この制度では、初年度の2025年度から5年間、年間5万台の環境配慮車を無税で輸入することができる。5万台の無関税輸入枠のうち2万5,000台は、国内で生産する完成車メーカーに、残りの2万5,000台は、それ以外の法人、個人に割り当てる。対象となるのは、従来の内燃機関に代わる動力技術を使用した自動車で、具体的には、ハイブリッド車(HEV)、バッテリー式電気自動車(BEV)、燃料電池車(水素自動車)で、FOB価格が1万6,000ドルを超えないことを条件としている。

同規則によると、今回、国内で生産する完成車メーカー6社に1万1,563台、それ以外の法人14社に2万1,464台を割り当てた(添付資料表1、2参照)。残りの1万6,973台は今後割り当てられる。割当枠を技術別に見ると、HEVが1万9,675台、プラグインハイブリッド車(PHEV)が9,670台、BEVが3,682台となっている。

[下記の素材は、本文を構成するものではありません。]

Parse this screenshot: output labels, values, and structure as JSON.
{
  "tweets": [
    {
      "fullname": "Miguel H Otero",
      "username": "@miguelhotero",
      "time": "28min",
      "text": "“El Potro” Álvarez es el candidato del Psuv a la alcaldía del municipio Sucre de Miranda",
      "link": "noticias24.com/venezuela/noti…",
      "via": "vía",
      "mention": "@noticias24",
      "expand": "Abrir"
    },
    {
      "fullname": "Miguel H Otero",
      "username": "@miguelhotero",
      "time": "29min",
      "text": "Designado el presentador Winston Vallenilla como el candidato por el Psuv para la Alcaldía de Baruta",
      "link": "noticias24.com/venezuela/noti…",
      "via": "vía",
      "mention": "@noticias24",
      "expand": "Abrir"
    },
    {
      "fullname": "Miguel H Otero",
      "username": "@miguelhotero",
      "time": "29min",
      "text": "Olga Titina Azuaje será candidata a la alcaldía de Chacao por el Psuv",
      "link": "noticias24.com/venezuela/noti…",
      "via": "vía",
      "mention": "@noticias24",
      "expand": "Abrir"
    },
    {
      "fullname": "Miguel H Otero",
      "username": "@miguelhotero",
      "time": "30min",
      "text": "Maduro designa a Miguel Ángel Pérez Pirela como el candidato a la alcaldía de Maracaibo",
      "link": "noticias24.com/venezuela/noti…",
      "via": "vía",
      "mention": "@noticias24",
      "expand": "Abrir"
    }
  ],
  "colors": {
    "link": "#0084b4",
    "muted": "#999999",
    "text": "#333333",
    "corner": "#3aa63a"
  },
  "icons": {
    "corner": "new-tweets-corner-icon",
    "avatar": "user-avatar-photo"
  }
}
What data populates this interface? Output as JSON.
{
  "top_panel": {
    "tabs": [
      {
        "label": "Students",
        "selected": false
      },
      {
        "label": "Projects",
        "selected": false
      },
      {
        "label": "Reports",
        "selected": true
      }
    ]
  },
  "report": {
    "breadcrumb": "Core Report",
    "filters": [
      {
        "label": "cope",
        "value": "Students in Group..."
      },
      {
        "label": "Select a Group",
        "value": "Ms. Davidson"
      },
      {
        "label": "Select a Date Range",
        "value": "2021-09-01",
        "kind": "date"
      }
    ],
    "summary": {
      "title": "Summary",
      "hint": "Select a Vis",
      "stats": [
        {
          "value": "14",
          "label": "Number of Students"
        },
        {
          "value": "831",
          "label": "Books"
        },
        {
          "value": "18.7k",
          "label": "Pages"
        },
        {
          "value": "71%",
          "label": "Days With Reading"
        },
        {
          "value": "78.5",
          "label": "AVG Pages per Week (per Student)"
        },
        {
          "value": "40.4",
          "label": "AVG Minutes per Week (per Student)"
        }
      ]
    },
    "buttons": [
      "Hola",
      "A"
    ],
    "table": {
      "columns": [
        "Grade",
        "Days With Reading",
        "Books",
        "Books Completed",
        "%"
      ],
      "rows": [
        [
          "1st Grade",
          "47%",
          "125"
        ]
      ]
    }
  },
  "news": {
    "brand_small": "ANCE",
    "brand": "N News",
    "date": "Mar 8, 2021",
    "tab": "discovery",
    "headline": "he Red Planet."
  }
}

完成車メーカーのうち2社は、アルゼンチン自動車製造業者協会(ADEFA)に加盟する大手メーカーではない。ラリトールは、中国のJMC(江鈴汽車)のトラックを2023年からアルゼンチン国内で組み立てており、ボルトは、超小型EV(電気自動車)をコルドバ州で生産する企業だ。2社ともに中国ブランドのPHEV、BEVを輸入する。ステランティス傘下のFCAも、合弁を組む中国のリープモーター(零跑汽車)のPHEVを輸入する。完成車メーカーの割り当て枠で輸入される環境配慮車の45.3%を中国ブランドが占める。

完成車メーカー以外の法人への割り当て枠を見ると、全台数の81.7%を中国ブランドが占めた。ここに上海汽車傘下の英国のブランドMGを加えれば、ヒョンデ(現代)とアルファロメオを除く、全台数の95.8%が中国ブランドである。

その中で、中国のBYDは1,300台の輸入枠を得た。4月4日付の現地紙「ラ・ナシオン」(電子版)は、BYDがアルゼンチンでの自動車販売の開始と販路拡大を念頭に、現地での求人募集を開始したと報じている。